Lung cancer treatment: Specific gene mutation may be a key

Lung cancer can be both deadly and difficult to treat. Experts’ understanding of lung cancer has significantly expanded in recent years with developing new treatment options being a priority.

As options for specific, targeted treatments emerge, experts are hopeful that the prognosis for people with lung cancer will continue to improve.

In a​ recent study published in Nature Communications, researchers report that targeting components of lipid metabolism and synthesis could lead to an effective lung cancer treatment.

T​here are a few different types of lung cancerTrusted Source with distinct characteristics.

The type of lung cancer someone has helps doctors determine treatment options and predict prognosis. One of the most common types of lung cancer is non-small cell lung cancer (NSCLC).

Dr. Misty D. Shields, an oncology expert at Indiana University Health, explained to Medical News Today:

“Lung cancer is the leading cause of cancer-related deaths, and there are more than 2 million patients diagnosed with lung cancer each year worldwide. Most patients diagnosed with lung cancer have a history of smoking, but ~20% of patients have never smoked in their lifetime.”

Some people with lung cancer have a distinct gene mutation that occurs.

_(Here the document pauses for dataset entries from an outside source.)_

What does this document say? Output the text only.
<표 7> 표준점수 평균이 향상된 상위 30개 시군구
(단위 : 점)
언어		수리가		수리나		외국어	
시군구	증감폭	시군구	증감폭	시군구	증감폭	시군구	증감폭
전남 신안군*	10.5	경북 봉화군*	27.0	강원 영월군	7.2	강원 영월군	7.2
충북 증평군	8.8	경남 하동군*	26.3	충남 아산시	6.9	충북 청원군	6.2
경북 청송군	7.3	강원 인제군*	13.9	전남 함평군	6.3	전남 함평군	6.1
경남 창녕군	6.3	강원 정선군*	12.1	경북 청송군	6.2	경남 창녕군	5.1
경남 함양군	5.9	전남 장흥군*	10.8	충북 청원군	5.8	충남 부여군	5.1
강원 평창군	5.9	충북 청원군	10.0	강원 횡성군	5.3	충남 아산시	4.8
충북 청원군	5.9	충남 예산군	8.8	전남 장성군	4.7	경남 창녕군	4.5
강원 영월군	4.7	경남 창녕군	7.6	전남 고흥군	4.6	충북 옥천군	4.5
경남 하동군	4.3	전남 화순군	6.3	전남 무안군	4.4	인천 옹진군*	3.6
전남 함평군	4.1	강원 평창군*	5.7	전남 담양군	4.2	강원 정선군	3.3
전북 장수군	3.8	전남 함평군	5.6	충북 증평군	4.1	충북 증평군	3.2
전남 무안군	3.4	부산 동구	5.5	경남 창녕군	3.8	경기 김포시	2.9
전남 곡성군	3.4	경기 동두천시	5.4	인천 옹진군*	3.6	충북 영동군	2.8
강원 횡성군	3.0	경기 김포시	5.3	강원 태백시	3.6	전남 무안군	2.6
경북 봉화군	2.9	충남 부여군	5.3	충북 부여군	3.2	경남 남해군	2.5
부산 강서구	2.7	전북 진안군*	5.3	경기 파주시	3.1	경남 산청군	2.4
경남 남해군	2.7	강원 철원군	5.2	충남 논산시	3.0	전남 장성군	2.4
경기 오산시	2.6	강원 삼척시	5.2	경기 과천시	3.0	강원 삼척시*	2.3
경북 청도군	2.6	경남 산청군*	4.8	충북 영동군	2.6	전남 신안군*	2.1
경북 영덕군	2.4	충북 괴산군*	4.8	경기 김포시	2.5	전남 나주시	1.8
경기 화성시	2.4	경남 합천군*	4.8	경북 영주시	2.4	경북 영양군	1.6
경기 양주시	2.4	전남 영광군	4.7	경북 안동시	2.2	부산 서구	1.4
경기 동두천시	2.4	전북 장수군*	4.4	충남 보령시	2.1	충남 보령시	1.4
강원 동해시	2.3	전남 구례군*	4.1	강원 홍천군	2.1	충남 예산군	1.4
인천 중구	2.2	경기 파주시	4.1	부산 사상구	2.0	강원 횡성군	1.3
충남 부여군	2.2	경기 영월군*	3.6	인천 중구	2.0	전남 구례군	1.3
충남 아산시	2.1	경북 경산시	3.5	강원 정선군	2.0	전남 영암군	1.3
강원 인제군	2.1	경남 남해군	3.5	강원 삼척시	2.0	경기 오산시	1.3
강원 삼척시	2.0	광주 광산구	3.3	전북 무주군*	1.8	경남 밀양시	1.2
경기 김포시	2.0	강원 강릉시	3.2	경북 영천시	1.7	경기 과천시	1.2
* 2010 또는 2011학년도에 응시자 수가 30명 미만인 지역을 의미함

Specifically, mutations in the KRAS gene can happen in people with lung cancer. As the American Lung Association notes, “About 20-25% of lung cancer patients have some kind of KRAS mutation.”

Researchers are still working to understand how KRAS gene mutations impact lung cancer and how to develop targeted treatment optionsTrusted Source.

One area of interest is how the KRAS gene mutation affects fatty acid metabolism.

Researchers in the recent study examined a few different components of lung cancer with the KRAS mutation. First, they said they found that lung cancer with the mutant KRAS gene had a unique lipid profile.

T​hey further reported that lung cancer with the KRAS gene mutation was dependent on a specific enzyme, FASN, that is involved in fatty acid synthesis. Researchers then worked to target this enzyme and its function.

They reported that blocking FASN promoted the death of specific lung cancer cells. For example, FASN inhibitors contributed to ferroptosis, a specific type of cell death.

Ultimately, researchers hope that this data will promote the development of specific targeted lung cancer treatments.

W​hile a bit technical, Shields provided the following summary of the study’s research to MNT:

“The authors demonstrate KRAS mutant NSCLC requires a rate-limiting enzyme, FASN, for lipid metabolism, through the Lands cycle, to cope with oxidative stress and deflect ferroptosis for cancer cell survival. This novel research highlights that targeting fatty acid synthesis with FASN inhibitors may be a promising approach for KRAS mutant NSCLC.”